Note the fact that although there's a column in our table for OU, the OU has to be part of a string, and it comes in $_.ou form as an object. I got an error
     "cannot convert 'System.Object[]' to the type 'System.String' required by parameter 'Path'."
or "the object name has bad syntax"

Here is a later version of the command:
Import-CSV names.csv | foreach {New-ADUser -SamAccountName $_.SamAccountName -Name $_.Name   -Path "OU=labusers,DC=csed2,DC=edu" -AccountPassword (ConvertTo-SecureString -AsPlainText $_.password -Force) -Enabled $true -ChangePasswordAtLogon $false -PasswordNeverExpires $true}

Lab

Log into your windows server 2008 R2. It should already be a domain controller.

Log into your windows 7 instance, and have it join the domain. Make a note of any problems you encounter. What is the DNS problem?

Install PowerShell on your windows server.
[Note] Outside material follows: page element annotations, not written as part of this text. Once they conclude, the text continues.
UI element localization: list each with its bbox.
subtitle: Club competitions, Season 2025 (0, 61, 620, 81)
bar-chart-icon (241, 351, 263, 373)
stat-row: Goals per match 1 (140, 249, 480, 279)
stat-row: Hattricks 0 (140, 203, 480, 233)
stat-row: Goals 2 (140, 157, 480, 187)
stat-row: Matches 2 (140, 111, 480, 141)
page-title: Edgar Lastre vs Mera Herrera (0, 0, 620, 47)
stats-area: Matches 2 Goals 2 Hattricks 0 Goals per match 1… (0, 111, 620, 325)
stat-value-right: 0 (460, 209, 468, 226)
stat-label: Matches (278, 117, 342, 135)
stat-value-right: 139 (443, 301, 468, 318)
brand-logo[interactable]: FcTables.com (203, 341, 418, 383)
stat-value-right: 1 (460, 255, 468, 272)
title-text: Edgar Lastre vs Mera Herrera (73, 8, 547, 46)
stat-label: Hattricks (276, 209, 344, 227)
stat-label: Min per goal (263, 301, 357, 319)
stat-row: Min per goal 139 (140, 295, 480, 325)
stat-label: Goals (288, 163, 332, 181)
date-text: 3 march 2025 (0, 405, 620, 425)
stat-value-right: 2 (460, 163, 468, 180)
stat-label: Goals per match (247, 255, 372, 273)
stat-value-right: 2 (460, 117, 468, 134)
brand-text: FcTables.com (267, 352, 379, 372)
Go to Server Manager => Features => Add Feature

Create an OU, labusers, using powershell. Use new-ADOrganizationalUnit

Create a .csv file (using notepad) to add at least four users. For each user, specify:

samAccountName
given name
surname
(with the above two, you should be able to specify -name "$_.givenname $_.lastname" or -name $_.givenname + " " + $_.lastname, though I did not test this.)
expiring in about 120 days
password (not the same as the samAccountName!)
description (to be used for grade level, eg "eighth")

Make sure your .csv file has a header row!